Nine years ago, and since then she hadn't been with another man, as if she were waiting for him to return from somewhere. She knew what people said, knew the children who called her the widow Payne really thought it was true. In a way it was; sometimes she felt as if a death had been involved—besides her parents', that ancient history of smashed glass and bad luck she refused to look at too closely, not wanting to blame her loneliness on them, no matter how obvious it seemed to everyone else. Sister Marita did not want to be a child again. She was a woman, and had been for more than thirty years. And a strong one, she thought. It took strength to live with disappointment.

She'd wanted children and she would never have them.

She'd wanted a husband.

And still, she made an offering of her days to God. She tried to help others with her listening (yes, that was Carl's
gift to her), and in the choir she raised her voice in praise. She was thankful. She was grateful. But Lord, sometimes she was so tired. Give me strength, she said then. Give me the grace to think of others rather than myself.

The bus cut through East Hills, rain thumping the roof, and Sister Marita looked out at the dark night, the newsstands and pharmacies closed, their steel shutters rolled down like garage doors. She flexed her hand, nails digging into her palm. Arthritis maybe. Not a heart attack. Her grandfather had lived to eighty-six, her grandmother to ninety-three. She had a ways to go yet.

At work she punched in before she got her coffee, then waited behind Serena until it was time.

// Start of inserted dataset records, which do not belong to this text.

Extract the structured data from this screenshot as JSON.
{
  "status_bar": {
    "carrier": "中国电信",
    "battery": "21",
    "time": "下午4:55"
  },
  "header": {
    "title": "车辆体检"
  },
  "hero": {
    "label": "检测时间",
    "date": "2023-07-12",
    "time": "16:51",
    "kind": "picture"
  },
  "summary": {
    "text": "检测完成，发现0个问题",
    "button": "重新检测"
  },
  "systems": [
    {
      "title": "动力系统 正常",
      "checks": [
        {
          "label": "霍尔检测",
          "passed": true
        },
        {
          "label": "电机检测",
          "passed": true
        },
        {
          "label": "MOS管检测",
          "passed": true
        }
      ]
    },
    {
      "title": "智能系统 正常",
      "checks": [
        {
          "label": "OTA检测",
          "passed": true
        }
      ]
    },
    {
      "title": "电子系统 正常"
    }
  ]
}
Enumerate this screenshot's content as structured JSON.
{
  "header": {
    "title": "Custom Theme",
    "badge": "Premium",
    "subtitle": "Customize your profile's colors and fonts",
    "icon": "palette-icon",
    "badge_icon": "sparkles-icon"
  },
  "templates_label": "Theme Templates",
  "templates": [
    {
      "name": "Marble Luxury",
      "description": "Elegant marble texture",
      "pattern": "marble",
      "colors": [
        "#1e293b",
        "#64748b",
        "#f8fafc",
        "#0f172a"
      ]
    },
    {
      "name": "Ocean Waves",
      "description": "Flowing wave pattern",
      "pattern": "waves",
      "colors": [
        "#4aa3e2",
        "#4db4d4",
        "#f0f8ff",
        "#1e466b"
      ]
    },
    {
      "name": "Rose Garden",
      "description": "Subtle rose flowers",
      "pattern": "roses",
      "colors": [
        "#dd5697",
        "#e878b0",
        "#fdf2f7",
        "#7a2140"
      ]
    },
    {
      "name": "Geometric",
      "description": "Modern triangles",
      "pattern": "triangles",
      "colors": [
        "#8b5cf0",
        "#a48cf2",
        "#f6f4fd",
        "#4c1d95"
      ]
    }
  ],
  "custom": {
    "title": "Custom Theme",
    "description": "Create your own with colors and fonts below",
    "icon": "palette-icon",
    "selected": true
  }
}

At eleven the dinger went off—like an elevator reaching the right floor—and Serena finished her last call and gave her the headset.

“Busy?” Sister Marita said.

“Not too.”

Her seat was warm, and the mouthpiece smelled like the menthol cigarettes Serena smoked. Sister Marita cleared the screen of the last number before taking a call.

“Bell Atlantic assistance,” she said. “What city, please.”

They wanted Butler and Beaver Falls and Kittanning. They wanted McKeesport and East McKeesport and McKees Rocks. But mostly they wanted Pittsburgh. Pittsburgh, Pittsburgh, Pittsburgh.

“What is the name of your party, sir?”

The mumbled names, the arcane spellings. The impatient callers and the ones who talked to her as if she couldn't spell at all. She punched it into the new computer, careful of her fingertips. No listings came up.

“Do you have a street address for that party?” she asked.

They were actually looking for an address for them.

“I'm afraid I can't give you that information,” she said.

They swore at her, called her this and that. There was a game the girls played, shouting it out when they got a good one.

“Completely useless piece of shit!” Annette said in a nerdy white-guy voice, and everyone laughed and tried to top it as fast as they could.